Watling noted seamer Neil Wagner had proved particularly tricky for the Australian batsmen, taking five of his seven wickets with the short ball and softening up Matthew Wade with a number of bouncers that hit the body.
“(Wagner) has done it for a very long period of time, he’s very skilled at it, he’s very accurate at it. And he used it well in Perth and put them under some pressure,” he told reporters on Saturday.
“But again, we’re going to have see actually what that wicket does. It might not be conducive to that type of bowling so we have to be adjustable.”
Wagner was able to remove Steve Smith twice with the short ball and well-placed fields, limiting Australia’s master batsman to 59 runs in the pink ball test in Perth.

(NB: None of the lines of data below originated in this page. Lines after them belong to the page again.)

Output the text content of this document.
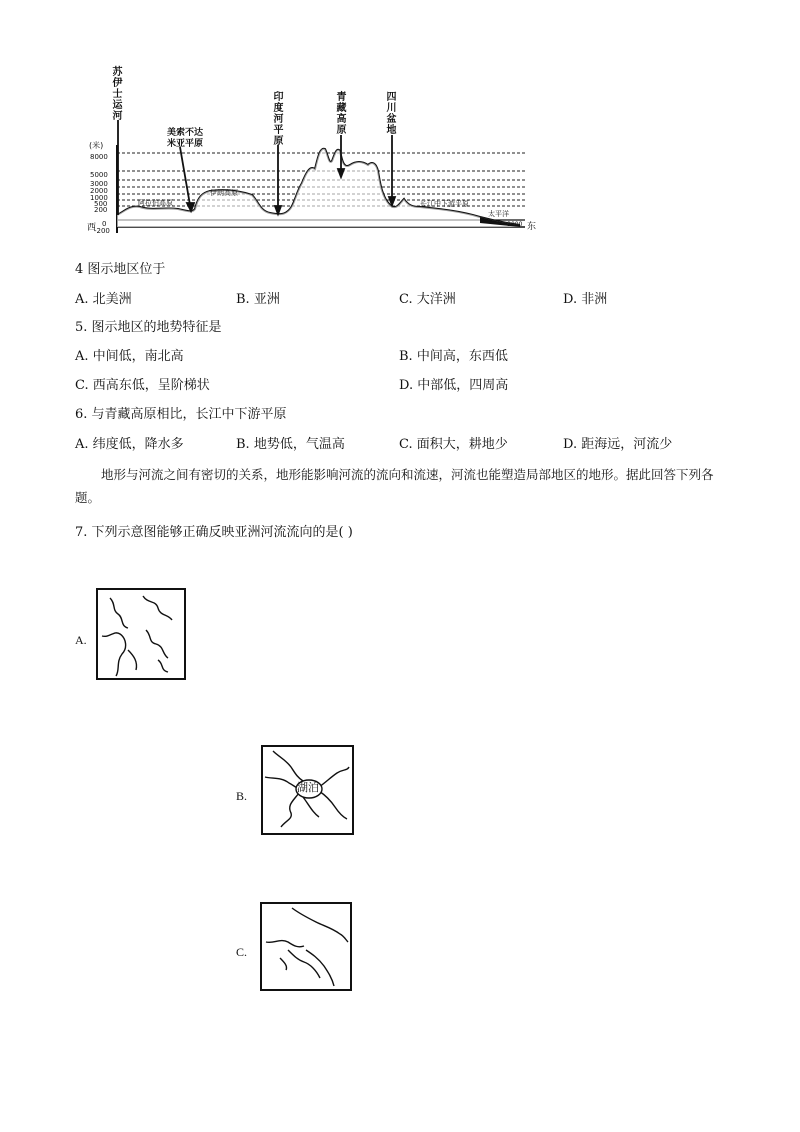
苏伊士运河
印度河平原
青藏高原
四川盆地
美索不达
米亚平原
(米)
阿拉伯高原
伊朗高原
长江中下游平原
太平洋
-3000
西	东
8000
5000
3000
2000
1000
500
200
0
-200
4 图示地区位于
A. 北美洲	B. 亚洲	C. 大洋洲	D. 非洲
5. 图示地区的地势特征是
A. 中间低，南北高	B. 中间高，东西低
C. 西高东低，呈阶梯状	D. 中部低，四周高
6. 与青藏高原相比，长江中下游平原
A. 纬度低，降水多	B. 地势低，气温高	C. 面积大，耕地少	D. 距海远，河流少
地形与河流之间有密切的关系，地形能影响河流的流向和流速，河流也能塑造局部地区的地形。据此回答下列各题。
7. 下列示意图能够正确反映亚洲河流流向的是( )
A.
B.
湖泊
C.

Watling dismissed the idea his team had Smith worked out.
“He’s that type of guy that really works hard and looks to improve every time. He’ll have a different game plan, so we’ll have to fight that out on the field.”
Watling also said his team would face the same challenges.
“I know fast bowlers like bowling bumpers. We’re going to face it and we’ve got to work on it,” he said.
New Zealand’s main concern is their top order batting, with opener Jeet Raval down on runs and expected to be dropped for the MCG test.
Watling, who started his test career as an opener, is seen as an option to replace Raval.
But the 34-year-old has not batted at the top of the order since 2012.
“I’ve done it in the past, I don’t think it’s a comfortable position in general, to be honest,” Watling, who has played 66 tests, said with a wry tone.
“But we’ll discuss things over the next few days and see what eventuates.”